There is another and deeper point. It is not merely that the exile of Israel from G‑d is only an appearance, not a reality. In addition, exile reveals an even deeper love between them. Before the separation, it would have been possible to suppose that G‑d’s love was conditional—it depended on Israel’s obedience to His will. But in exile, G‑d’s grief (“even the altar sheds tears”) expresses a love without conditions, a love which belongs to the essence of both G‑d and the Jew.

Thus the tractate Gittin ends with the words, “She is your companion and the wife of your covenant,” to show that in the last analysis the apparent divorce of Israel from G‑d only serves to reveal that she is unchangeably the “wife of His covenant.”

8. The Meaning of Exile

Now we see the significance of the fact that though a Sefer Torah may be written on several pieces of parchment sewn together, a divorce must be on a single sheet.

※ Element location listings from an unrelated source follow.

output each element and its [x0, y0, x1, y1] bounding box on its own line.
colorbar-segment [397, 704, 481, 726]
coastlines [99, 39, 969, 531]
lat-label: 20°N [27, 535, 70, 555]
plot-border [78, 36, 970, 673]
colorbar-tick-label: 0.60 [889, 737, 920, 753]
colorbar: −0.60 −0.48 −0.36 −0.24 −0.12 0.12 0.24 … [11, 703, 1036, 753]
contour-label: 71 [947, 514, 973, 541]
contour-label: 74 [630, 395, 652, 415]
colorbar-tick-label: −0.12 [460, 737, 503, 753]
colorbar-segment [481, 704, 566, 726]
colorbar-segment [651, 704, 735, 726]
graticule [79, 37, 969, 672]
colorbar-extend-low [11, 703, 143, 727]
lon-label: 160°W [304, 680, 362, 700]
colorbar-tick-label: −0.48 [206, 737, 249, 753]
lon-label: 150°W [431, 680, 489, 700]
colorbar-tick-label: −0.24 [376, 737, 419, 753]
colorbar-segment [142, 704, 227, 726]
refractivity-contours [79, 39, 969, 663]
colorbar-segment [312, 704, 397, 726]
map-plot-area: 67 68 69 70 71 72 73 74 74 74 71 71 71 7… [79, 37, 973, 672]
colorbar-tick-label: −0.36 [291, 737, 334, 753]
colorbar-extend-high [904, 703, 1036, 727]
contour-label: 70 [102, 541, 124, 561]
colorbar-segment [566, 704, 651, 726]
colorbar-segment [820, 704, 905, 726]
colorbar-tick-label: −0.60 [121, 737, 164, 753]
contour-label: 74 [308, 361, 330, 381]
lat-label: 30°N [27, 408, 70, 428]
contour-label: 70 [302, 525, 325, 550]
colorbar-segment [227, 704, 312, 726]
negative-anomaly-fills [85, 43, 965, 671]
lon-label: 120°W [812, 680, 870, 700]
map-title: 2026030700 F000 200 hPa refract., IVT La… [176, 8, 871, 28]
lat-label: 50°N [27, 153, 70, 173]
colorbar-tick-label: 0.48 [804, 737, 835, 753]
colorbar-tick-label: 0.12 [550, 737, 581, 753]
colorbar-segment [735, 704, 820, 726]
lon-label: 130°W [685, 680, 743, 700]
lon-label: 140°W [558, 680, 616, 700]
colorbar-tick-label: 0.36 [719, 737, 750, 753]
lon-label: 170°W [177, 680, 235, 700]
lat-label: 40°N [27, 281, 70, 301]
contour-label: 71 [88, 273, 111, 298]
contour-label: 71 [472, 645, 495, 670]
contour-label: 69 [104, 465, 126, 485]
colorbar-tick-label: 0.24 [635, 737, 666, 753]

For exile, that apparent divorce, shows an even greater unity between G‑d and man than did the Giving of the Torah.

Sinai was witness to a revealed love. But revelation is prone to the changes of time. In exile, what remains is the essential love, which though it may sometimes be hidden, is always constant and alive.

This is why the passage on divorce in the Sidra of Ki Tetze is always read in the Seven Weeks of Consolation after the 9th of Av.

It is to show that the apparent forsaking of Israel by G‑d is not real. That, instead, it takes us to a more inward and lasting covenant of love. And—as the Talmud follows its tractate on divorce (Gittin) by the one on marriage (Kiddushin)—so our spiritual exile will be followed by a revealed expression of the essential love between Israel and G‑d.